Does the headline of this article prick your conscience?
Did you click it out of a sense of slight indignation?
Is it because you feel that you don’t deserve to be lumped with a nondescript mass of people whose conscience has been drowned in a bathtub full of stimulants?
Or do you just want to shoot the messenger to avoid wrangling with the message?
Here’s the thing about history. It isn’t known for its kindness, nor for its fondness for exceptions. Assuming there’s anyone left to remember us after we’re done with our turn at the helm, posterity will summarise us – in the same way we summarised everyone who came before us.
So, although I know that there are many out there who are trying their very best to do what they think is necessary for their survival without causing too much harm towards others, it’s about time someone got real about a few things.
As a result of an atomised existence in which your neighbour can never matter as much as you do, we’ve lost the ability to coherently function as a collective. Not as a unified mass of individuals who dogmatically agree on a particular ideology, but as a species that should be somewhat concerned about its own survival.
The most obvious example of this ghastly reality is that bombing a country isn’t enough to earn yourself the status of a pariah these days. If you’re in charge of a powerful government with the means to obliterate entire cities, the most you’ll have to do is jump through a few rhetorical hoops to justify it.
Most people are indifferent to the fact that institutions that were built for the express purpose of ensuring war never erupts again continue to fail to take decisive, swift action in the face of overt aggression.
There is a dire shortage of authorities that have the credibility and integrity to fulfill their oath to serve society, positive political movements ready to usurp their outdated predecessors, powerful innovators who advance the scale and scope of humanity’s greatest achievements, journalists who have the means and the willpower to hold the powerful to account – even dramatists whose job involves satirising reality are struggling to outdo the sordid headlines we see on a daily basis.
The traditional hallmarks of democracy are falling apart, and future historians will have nobody but us to blame.
Does anyone seriously expect to be looked upon kindly by posterity when considering that we failed to put up enough resistance to stop genocides unfolding in front of us in real-time?
Europe, which once aspired to the role of democracy’s elite vanguard unit, quivers at the mere thought of considering sanctions on Israel as the latter rampages through the Middle East.
Our own government can’t even bring itself around to recognising Palestinian statehood, another one of the prime minister’s many broken promises.
If you want one more example of how Europe has lost its humanity, look no further than the refugee crisis and how we’ve decided to handle it as a continent.
Just last Friday, I was invited to moderate a panel at an event held under the banner of the Malta Refugee Council.
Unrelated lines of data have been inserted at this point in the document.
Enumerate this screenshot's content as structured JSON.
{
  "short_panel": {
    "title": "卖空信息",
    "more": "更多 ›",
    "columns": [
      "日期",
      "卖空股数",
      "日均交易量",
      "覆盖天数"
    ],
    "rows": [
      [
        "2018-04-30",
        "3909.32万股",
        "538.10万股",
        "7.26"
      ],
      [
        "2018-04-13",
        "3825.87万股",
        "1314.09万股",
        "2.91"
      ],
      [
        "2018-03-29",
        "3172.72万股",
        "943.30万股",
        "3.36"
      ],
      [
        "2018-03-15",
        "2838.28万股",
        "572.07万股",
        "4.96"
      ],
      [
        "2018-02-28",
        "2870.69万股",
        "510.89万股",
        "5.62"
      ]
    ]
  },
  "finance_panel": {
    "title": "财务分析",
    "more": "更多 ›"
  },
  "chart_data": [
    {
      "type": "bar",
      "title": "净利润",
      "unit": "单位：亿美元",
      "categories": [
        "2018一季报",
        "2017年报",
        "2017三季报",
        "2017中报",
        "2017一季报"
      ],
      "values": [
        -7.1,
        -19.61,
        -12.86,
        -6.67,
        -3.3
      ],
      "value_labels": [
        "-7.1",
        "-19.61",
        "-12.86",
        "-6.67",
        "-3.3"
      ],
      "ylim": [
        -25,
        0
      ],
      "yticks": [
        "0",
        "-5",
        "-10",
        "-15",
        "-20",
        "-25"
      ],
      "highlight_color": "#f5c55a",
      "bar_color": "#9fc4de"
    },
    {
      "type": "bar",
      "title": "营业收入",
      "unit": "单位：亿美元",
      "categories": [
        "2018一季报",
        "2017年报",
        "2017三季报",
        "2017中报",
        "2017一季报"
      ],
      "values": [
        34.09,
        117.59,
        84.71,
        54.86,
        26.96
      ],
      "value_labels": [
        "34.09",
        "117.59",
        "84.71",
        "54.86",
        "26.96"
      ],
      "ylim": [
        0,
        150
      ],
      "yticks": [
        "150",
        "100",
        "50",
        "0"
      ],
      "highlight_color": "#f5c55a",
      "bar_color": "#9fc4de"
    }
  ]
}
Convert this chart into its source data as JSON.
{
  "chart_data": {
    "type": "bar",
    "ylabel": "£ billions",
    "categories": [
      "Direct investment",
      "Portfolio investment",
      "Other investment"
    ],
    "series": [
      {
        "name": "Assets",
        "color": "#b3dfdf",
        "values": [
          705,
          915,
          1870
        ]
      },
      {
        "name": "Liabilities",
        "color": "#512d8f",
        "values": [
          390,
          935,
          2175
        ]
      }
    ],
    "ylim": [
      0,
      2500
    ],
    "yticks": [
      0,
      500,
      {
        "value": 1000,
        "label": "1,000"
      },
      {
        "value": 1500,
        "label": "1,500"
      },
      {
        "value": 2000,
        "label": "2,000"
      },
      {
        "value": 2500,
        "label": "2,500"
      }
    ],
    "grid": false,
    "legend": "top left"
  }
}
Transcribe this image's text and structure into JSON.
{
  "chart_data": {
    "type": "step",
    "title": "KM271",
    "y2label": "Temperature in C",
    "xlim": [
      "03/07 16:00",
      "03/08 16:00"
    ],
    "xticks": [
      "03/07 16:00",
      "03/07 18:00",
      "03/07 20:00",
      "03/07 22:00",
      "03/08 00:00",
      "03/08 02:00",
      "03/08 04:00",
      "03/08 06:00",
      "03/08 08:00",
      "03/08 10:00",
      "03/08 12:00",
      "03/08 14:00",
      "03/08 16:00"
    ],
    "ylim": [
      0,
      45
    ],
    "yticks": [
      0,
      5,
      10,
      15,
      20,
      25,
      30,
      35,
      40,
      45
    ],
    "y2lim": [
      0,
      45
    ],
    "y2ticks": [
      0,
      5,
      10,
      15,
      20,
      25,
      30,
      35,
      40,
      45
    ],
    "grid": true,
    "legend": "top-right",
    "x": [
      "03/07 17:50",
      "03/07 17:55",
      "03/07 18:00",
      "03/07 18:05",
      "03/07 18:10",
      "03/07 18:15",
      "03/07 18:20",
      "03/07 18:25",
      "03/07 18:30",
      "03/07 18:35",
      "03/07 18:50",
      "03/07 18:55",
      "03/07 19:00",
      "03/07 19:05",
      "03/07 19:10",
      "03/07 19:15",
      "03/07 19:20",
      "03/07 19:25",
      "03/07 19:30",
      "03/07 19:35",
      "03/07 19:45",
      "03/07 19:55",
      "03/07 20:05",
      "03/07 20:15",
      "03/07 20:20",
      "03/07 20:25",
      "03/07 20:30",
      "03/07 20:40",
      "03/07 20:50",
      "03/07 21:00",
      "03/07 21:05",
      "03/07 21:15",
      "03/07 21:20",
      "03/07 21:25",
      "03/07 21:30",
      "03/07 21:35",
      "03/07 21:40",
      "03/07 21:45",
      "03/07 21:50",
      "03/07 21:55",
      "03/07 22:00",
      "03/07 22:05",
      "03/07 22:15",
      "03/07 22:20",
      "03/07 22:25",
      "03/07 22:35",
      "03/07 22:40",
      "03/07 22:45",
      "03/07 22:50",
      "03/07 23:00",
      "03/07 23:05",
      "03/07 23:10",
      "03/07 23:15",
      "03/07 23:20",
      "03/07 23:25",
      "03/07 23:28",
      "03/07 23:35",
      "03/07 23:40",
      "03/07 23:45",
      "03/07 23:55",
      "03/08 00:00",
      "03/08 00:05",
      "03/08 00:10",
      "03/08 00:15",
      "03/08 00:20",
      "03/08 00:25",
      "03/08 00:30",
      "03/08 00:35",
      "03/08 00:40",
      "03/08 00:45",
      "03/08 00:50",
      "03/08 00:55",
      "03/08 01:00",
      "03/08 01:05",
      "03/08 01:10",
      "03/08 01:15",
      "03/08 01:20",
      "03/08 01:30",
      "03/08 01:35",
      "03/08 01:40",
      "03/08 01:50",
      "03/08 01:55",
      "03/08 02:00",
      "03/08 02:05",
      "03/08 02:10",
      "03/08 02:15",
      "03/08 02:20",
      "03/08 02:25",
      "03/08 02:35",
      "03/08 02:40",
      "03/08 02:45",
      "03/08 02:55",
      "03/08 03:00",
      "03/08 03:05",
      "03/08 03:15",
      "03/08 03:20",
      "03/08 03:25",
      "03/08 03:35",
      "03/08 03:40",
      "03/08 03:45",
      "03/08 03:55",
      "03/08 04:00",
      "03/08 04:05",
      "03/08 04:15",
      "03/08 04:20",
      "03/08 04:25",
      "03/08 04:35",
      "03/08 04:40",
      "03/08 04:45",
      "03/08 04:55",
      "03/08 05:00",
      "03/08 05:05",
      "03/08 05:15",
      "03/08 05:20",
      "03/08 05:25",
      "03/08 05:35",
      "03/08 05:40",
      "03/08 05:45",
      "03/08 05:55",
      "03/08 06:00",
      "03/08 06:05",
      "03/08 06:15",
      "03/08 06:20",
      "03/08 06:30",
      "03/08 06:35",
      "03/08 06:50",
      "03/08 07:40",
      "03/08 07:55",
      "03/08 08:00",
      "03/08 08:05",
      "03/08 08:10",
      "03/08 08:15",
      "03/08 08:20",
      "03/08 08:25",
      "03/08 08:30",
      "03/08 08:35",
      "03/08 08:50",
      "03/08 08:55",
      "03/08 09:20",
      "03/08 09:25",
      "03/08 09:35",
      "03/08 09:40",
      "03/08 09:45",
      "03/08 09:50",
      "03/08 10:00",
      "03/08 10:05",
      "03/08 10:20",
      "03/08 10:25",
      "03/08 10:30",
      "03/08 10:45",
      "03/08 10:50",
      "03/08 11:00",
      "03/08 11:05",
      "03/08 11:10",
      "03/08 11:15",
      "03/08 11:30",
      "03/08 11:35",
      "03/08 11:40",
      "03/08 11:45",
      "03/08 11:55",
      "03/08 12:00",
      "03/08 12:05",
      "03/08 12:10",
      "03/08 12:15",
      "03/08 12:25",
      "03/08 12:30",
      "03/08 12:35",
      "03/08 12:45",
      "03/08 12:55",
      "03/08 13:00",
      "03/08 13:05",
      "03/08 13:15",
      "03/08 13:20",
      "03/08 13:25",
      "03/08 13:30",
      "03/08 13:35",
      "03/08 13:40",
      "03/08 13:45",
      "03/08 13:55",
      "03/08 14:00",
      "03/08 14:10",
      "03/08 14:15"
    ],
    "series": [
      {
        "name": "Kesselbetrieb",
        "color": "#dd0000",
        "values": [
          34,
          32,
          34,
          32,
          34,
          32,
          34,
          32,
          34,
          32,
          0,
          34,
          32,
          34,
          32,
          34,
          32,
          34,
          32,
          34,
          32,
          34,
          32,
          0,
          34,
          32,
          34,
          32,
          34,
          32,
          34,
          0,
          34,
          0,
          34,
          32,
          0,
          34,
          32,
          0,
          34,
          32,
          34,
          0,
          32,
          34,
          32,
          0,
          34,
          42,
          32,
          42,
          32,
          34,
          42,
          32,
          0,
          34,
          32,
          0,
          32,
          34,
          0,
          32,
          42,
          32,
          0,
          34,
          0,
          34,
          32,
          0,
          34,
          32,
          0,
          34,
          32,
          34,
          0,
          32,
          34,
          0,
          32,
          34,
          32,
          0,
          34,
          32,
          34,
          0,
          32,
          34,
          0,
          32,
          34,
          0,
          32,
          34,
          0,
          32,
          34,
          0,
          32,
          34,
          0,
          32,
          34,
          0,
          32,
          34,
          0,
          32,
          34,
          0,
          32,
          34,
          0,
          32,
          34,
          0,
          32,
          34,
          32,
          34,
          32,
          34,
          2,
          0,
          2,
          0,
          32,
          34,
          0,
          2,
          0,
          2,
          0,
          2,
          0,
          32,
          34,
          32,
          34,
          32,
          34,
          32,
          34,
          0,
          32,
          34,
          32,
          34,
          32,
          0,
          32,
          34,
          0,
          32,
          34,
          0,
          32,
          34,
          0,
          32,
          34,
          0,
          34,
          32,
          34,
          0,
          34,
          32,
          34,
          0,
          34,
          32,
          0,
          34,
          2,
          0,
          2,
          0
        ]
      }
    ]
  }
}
It was organised with the support of Dance Beyond Borders. The event was held on the occasion of World Refugee Day.

A photo of some of the attendees at last Friday’s ‘Protection at Sea’ conference, organised by the Malta Refugee Council. Photo: Julian Delia
I like going to these conferences because it’s the kind of place where you will always encounter people who refuse to live in a society that rejects collective action without doing something about it. It is a brief but nonetheless crucial respite from the doldrums of slugging it alone.
On occasions in which the authorities bother to send a representative to defend their position, these conferences also serve as a safe space for sorely needed dialogue.
I was pleasantly surprised to find out that home affairs minister Byron Camilleri delegated one of his key aides on the migration file, Matthew Cutajar, to attend the panel discussion I moderated.
I was even more surprised by the fact that Cutajar proved to be a well-informed technocrat who held his own in a room that was staring him down like a well full of daggers. The conversation was civil, in spite of the glaring divide between government policy and the devastating impact it leaves on people’s lives.
Having said that, even the best technocrat in the world can’t explain away the fact that the migration policy we champion as a nation revolves around not just sending people back to whichever hellhole they managed to escape from, but also actively deterring and discouraging others from even trying.
Our institutions don’t just look away from the suffering that is caused by their lack of action. They are active participants in this grand game of stripping away the basic dignity of every human being in favour of a set of cold calculations.
In the face of all this, it is understandable to want to cling to your turf, to think that as long as you keep doing what you’re doing, you and your loved ones will be alright.
However, that is also exactly the same fallacy that brought us to the brink. Of all the things we could choose to do in such dark times, far too many of us choose to look away.
Unless more of us decide that enough is enough, that is how we will be remembered: as the generation that avoided its worst horrors, right up until it couldn’t.